Brexit and Covid obviously haven’t helped (nor have the Truss, Boris, or Sunak govts since then), but I don’t think this grapples with the performance of the British economy from the mid-2000s onward, which has basically flatlined in productivity terms for twenty years.
The Cameron and May governments that Cavendish views as being the good days (she objects to the line “14 years of Tory failure”) never seriously tackled this, and a lot of the really bad things that we are stuck with now started or were strengthened under them.
- The Cameron govt directed large subsidies to renewable energy, paid for by billpayers (to this day). The Net Zero law was passed by Theresa May.
- The triple lock was introduced by Cameron’s government, which will have raised pension spending by £23 billion/year by 2029 compared to if we'd raised pensions in line with CPI.
- 'Social value' procurement rules which, eg, required small modular nuclear reactor bidders for the govt's competition to promise that 50% of their entire supply chain would be staffed by women.
- The way Stamp Duty was reformed has led to extremely high tax penalties for moving house in London – eg, £63k for a £1.2m house – which has led to even more sclerosis in the housing market.
- Major infrastructure projects like HS2 and Hinkley Point C were approved with governance that has led to enormous cost overruns.
And there is a lot of important stuff they didn't do – any kind of planning reform, cost-reduction for nuclear and transport infrastructure, effective reform of the NHS.

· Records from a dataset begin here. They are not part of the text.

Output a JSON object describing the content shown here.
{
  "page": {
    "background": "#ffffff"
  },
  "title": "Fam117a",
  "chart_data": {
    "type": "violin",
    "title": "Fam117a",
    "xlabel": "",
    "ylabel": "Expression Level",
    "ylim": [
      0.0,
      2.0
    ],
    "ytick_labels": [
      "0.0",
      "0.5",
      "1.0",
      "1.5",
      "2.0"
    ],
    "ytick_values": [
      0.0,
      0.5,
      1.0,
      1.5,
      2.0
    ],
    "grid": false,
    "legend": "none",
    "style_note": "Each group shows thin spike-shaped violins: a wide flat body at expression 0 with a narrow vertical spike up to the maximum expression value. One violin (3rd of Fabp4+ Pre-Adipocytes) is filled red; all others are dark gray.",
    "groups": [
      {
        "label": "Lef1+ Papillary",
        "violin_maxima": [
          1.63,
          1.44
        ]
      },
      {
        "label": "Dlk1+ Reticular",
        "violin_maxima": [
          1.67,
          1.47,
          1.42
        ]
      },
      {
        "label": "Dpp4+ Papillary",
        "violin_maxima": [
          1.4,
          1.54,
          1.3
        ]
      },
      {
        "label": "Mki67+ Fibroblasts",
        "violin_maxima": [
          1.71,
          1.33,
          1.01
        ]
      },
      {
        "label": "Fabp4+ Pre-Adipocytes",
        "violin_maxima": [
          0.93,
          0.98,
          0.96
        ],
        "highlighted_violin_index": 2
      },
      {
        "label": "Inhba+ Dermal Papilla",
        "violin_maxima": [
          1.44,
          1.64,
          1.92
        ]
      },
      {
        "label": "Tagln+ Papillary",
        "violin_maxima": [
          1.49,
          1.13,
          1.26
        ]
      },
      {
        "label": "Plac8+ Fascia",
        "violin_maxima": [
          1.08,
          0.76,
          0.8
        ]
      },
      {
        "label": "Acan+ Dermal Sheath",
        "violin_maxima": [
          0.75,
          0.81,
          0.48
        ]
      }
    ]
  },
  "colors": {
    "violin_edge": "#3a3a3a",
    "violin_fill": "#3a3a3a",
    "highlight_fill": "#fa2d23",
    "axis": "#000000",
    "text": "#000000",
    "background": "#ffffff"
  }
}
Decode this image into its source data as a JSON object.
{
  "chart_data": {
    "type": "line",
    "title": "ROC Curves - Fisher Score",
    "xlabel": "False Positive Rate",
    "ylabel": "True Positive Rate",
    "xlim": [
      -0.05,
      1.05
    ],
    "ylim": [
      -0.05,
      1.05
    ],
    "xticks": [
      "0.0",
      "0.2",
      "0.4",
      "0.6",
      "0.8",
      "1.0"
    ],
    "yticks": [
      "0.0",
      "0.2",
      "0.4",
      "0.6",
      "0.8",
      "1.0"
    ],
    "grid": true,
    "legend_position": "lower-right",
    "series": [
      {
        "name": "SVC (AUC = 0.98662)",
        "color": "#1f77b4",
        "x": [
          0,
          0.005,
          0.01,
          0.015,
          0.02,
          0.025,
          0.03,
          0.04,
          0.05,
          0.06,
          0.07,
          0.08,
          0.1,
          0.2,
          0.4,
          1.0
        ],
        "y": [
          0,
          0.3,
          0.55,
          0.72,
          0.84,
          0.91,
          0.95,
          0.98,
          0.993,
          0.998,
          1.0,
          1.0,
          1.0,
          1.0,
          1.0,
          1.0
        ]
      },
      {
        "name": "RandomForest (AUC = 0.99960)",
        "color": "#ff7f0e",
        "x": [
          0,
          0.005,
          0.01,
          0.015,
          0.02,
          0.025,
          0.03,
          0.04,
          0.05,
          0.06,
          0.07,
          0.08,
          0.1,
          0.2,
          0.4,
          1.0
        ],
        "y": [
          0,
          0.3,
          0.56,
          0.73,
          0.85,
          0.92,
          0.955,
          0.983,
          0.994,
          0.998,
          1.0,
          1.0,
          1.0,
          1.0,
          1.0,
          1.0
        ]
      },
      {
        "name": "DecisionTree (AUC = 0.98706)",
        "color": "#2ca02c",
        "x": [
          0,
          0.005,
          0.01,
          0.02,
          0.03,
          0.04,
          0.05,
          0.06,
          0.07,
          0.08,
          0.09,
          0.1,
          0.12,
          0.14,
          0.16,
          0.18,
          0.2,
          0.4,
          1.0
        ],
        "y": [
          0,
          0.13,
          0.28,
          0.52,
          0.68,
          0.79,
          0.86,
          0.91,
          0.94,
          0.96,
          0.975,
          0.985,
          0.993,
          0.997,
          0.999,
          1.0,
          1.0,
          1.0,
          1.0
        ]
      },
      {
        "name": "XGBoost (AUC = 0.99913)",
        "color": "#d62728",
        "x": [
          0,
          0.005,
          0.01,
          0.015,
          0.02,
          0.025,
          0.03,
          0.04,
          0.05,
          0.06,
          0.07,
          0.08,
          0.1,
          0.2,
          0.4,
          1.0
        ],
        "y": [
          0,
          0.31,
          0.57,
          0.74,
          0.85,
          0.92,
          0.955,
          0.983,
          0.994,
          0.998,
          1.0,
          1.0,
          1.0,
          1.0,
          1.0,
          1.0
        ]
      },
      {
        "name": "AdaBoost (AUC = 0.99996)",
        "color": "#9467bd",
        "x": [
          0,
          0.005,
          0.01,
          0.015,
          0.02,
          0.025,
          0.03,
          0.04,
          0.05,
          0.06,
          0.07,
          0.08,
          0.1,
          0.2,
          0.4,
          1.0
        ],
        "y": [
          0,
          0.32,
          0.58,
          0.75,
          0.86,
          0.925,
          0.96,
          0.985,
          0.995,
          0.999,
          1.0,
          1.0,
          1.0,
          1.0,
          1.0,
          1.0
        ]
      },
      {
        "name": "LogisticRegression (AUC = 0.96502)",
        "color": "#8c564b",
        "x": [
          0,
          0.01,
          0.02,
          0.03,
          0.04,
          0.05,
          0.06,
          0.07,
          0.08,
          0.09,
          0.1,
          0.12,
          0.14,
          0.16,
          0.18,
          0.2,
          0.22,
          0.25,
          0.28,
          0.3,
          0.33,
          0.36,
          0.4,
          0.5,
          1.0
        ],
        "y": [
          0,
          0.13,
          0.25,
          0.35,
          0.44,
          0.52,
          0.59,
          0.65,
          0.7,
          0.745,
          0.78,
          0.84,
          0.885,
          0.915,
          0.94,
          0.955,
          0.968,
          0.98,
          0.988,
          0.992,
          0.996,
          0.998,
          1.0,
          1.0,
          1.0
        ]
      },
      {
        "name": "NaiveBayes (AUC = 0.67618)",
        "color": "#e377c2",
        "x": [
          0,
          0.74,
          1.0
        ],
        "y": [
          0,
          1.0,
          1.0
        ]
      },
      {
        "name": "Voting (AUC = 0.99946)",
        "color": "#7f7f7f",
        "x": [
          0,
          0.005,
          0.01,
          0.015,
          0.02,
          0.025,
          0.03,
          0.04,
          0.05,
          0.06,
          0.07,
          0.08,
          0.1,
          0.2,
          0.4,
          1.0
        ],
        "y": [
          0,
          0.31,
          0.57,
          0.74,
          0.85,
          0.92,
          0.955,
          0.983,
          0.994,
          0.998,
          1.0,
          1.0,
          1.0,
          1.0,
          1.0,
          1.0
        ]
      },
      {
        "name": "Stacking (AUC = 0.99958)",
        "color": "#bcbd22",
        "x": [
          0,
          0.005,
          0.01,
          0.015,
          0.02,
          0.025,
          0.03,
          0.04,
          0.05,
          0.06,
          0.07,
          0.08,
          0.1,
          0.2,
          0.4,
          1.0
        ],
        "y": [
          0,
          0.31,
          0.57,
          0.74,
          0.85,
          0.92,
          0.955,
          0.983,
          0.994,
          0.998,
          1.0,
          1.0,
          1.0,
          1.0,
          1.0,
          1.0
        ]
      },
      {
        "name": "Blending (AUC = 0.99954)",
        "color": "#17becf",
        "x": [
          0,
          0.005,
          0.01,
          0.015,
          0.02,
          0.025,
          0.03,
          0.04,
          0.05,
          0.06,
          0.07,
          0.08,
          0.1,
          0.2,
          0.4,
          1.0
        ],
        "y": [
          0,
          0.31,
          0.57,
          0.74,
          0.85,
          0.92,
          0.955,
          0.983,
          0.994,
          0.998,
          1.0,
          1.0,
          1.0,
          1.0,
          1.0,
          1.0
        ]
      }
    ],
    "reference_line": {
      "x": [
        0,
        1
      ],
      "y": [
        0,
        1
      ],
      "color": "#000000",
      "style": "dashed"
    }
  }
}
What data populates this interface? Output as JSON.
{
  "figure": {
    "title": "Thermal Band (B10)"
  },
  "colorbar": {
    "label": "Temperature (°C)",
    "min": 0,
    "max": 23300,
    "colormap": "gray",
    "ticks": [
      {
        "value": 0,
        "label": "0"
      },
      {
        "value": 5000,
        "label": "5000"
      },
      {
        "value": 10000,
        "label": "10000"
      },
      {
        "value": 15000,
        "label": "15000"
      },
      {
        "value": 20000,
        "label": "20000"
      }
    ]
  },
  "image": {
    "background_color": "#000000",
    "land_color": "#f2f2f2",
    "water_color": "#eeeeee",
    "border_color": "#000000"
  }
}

I do agree that the Tories under Badenoch need to be much more detailed and serious about economic policy than they have been. Mel Stride in particular, with his focus on tax giveaways to different voter blocs, seems out of touch with how hated the Tories are and how far they are from power.
But so far Prosper doesn't really seem serious to me if it intends to paint the years to 2010–16 or –19 as being basically well-run and the divergence in the British economy as only happening afterwards (and/or because of Brexit). I would be interested in hearing the "Prosper theory" of stagnant British productivity over the past 20 years.